The 3/4 Shot

Người đăng: Unknown on Thứ Bảy, 23 tháng 2, 2008

Mark Engblom has a very cool post up about Robin, and the seemingly endless ways he appeared on DC covers looking on and commenting as Batman performed some amazing feat. The on-looker in a 3/4 shot was an important part of making the panel or the cover seem three-dimensional. It gives us a close, recognizable person so we can gauge the relative size and nearness of everything else in the view. This is used endlessly throughout the Silver Age. Look at every panel on this page:



You can see that in every case there is somebody standing in one or the other bottom corner who is the closest to the "camera", thus giving us scale. But notice that they do not have always the same angle that they're looking at. In the first panel, a salesman is looking directly left. In the second, Lois is looking back and left. In the third, the professor is looking forward and left Then we see Lois looking right, then left, then the professor looking forward and left.

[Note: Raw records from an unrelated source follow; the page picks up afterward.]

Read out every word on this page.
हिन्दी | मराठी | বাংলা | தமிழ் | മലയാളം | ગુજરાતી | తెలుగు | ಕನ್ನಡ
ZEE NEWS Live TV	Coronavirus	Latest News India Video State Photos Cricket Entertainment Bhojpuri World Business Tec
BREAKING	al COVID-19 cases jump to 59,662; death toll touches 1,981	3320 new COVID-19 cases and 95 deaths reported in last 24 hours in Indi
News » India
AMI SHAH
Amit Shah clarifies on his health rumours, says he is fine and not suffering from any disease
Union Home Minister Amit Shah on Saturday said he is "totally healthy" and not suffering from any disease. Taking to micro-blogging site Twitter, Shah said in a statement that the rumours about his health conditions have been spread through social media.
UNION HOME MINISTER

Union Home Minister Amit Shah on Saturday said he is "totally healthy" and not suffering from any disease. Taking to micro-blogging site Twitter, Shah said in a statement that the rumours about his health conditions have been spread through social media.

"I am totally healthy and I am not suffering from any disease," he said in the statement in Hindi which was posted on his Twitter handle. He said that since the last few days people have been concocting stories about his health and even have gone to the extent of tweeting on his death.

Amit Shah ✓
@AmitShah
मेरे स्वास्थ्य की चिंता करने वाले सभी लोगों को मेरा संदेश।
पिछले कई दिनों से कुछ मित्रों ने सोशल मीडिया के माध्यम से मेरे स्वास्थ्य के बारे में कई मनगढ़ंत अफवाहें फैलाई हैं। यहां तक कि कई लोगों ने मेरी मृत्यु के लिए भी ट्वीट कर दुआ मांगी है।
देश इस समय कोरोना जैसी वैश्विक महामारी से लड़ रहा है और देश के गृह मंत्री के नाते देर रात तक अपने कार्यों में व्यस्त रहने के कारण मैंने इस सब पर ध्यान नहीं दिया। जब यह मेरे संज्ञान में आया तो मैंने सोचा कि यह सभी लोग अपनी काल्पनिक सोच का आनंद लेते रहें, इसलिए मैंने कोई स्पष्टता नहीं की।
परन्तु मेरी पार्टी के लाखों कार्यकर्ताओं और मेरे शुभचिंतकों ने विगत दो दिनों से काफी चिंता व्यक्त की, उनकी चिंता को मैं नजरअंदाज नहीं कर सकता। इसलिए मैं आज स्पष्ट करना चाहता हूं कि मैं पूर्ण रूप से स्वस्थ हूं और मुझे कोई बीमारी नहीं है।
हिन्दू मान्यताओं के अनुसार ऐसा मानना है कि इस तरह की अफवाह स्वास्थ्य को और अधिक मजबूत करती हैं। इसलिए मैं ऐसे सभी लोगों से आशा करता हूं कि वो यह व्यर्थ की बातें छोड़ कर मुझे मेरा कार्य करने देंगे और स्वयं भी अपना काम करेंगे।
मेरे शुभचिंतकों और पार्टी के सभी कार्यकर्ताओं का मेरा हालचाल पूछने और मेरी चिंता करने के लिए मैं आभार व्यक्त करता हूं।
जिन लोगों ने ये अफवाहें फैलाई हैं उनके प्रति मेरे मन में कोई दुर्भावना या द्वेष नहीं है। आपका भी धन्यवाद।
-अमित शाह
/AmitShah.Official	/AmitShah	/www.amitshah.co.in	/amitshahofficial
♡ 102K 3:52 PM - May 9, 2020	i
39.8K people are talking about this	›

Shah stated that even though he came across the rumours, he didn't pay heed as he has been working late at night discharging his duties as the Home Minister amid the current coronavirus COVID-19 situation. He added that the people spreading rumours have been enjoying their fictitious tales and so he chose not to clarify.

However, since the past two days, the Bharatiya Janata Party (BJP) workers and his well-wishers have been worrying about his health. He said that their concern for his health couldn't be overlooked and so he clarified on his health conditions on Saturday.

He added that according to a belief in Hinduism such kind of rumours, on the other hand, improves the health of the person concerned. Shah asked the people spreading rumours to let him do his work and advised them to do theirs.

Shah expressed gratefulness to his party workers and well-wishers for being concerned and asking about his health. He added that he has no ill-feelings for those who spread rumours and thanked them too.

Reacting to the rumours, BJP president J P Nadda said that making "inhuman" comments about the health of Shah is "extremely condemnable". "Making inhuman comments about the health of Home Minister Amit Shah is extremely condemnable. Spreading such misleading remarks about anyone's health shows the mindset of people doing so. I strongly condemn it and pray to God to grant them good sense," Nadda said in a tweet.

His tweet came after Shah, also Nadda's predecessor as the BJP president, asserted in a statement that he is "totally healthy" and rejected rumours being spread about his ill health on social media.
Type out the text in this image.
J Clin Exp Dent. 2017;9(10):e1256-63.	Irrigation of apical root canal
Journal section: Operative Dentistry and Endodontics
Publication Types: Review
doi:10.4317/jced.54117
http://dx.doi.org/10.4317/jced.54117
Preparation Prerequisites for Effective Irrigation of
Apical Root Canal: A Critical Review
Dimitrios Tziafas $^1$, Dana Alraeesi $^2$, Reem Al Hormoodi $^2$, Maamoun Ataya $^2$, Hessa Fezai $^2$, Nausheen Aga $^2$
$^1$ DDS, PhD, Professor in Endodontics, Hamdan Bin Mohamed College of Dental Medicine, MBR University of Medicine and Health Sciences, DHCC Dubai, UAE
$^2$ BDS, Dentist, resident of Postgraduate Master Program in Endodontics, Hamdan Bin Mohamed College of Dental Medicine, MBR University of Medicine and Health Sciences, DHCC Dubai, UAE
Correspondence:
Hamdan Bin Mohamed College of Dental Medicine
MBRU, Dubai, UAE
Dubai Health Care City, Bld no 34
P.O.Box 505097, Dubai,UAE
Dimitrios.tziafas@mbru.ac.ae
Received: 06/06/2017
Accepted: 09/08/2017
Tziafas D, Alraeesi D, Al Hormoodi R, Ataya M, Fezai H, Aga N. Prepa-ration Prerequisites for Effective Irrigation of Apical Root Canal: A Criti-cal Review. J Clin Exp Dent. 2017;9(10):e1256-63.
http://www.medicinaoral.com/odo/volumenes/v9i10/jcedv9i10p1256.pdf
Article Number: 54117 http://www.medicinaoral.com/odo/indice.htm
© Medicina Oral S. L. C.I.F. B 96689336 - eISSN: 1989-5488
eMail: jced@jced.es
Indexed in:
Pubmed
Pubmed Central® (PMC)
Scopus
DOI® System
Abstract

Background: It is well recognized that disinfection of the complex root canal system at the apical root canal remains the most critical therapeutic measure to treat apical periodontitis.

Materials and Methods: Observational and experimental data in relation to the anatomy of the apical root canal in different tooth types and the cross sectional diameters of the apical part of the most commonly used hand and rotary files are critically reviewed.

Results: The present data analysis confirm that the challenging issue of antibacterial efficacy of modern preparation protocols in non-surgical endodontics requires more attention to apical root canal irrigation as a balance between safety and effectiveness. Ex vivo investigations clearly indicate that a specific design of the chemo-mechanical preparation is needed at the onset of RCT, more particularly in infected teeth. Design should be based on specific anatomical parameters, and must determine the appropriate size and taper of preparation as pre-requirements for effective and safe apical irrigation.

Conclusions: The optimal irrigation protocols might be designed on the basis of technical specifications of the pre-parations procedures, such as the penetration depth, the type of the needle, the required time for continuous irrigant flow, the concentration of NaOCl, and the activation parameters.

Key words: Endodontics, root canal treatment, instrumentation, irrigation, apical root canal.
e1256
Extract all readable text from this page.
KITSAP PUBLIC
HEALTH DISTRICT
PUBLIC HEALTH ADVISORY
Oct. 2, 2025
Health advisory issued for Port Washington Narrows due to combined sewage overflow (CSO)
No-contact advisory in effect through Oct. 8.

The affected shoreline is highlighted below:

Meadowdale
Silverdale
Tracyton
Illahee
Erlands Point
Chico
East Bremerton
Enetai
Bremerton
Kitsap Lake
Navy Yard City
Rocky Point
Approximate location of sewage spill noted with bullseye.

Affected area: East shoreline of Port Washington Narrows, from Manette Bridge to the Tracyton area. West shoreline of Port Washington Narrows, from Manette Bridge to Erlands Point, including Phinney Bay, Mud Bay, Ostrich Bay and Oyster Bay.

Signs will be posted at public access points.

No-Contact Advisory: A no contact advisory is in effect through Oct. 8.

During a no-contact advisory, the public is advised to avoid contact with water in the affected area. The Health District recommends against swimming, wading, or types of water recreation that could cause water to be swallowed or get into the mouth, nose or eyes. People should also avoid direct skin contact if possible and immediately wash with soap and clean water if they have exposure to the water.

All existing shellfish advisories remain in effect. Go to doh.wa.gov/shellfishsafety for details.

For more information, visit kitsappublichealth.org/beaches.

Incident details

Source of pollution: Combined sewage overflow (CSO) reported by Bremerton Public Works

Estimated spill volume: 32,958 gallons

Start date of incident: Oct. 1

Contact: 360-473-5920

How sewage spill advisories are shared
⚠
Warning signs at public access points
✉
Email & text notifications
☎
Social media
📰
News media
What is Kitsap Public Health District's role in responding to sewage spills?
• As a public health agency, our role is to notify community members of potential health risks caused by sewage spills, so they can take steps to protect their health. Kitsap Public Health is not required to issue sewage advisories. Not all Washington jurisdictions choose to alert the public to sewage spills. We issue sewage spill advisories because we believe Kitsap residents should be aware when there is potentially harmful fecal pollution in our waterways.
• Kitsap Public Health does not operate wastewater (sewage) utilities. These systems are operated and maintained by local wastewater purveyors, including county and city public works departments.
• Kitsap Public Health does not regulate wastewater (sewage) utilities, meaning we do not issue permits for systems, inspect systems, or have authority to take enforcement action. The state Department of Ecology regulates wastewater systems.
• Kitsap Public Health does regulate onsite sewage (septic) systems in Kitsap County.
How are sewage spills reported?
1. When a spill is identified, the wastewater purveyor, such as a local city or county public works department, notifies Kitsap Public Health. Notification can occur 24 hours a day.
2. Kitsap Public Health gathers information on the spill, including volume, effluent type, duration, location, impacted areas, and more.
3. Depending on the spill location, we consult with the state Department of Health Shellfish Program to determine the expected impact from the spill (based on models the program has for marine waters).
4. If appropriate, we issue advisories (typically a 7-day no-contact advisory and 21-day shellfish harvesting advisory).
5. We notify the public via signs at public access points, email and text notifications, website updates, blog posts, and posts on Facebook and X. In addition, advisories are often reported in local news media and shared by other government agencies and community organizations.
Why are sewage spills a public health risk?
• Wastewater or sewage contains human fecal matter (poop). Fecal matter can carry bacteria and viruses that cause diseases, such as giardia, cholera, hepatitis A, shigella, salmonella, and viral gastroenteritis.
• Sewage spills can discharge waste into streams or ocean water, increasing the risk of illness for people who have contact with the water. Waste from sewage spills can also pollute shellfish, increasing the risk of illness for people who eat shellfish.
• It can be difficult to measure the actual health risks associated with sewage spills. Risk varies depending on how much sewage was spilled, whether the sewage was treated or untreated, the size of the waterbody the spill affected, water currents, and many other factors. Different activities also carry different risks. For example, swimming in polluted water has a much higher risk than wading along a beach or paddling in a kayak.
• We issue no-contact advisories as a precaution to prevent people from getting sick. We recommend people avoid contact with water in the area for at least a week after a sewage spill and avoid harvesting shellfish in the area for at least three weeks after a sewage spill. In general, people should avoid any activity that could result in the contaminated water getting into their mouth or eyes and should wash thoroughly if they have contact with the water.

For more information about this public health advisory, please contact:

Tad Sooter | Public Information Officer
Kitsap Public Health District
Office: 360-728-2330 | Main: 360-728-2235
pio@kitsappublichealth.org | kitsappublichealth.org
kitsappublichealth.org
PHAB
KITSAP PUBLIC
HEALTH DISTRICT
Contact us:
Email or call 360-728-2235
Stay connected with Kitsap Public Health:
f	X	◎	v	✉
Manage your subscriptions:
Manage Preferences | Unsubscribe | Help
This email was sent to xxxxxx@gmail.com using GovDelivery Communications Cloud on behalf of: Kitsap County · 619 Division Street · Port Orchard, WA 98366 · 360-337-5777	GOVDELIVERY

I tend to think of the camera angle where the person in the foreground is mostly facing away from us as the 3/4 shot, because the onlooker is 3/4 looking away from the camera. In this page the third and sixth panels are used this way. In the ones Mark has posted of Robin, I believe that if you look closely at them, you'll see that every one is a 3/4 shot. Granted Moldoff doesn't make this clear always until you look at the set of the shoulders.

Now, here's the thing. The world's worst comics artist at drawing the 3/4 shot has to have been Wayne Boring, one of the major Superman artists of the Silver Age of Comics. And the main reason why was because he just could not place the eyeglasses on a character to save his life.

We have two examples right on the page I posted above:



You can see the problem, right? The angle is all wrong on the glasses; they look like they're about to fall off his nose, rather than balanced on the bridge. This is a major artist, on a major character who often wore glasses (as Clark Kent), and the artist just couldn't get it right:





And it went on for years. We all bow down before Weissinger, who undeniably created an amazing decade for Superman, but how do you ignore the fact that he let this travesty go on with the glasses?



It's not as if DC didn't know where to put the glasses; Al Plastino knew where they belonged:



Boring was a terrific artist in the Golden Age, and I would not have been able to draw anywhere near as well as he did on his worst days. But he almost never got the glasses right.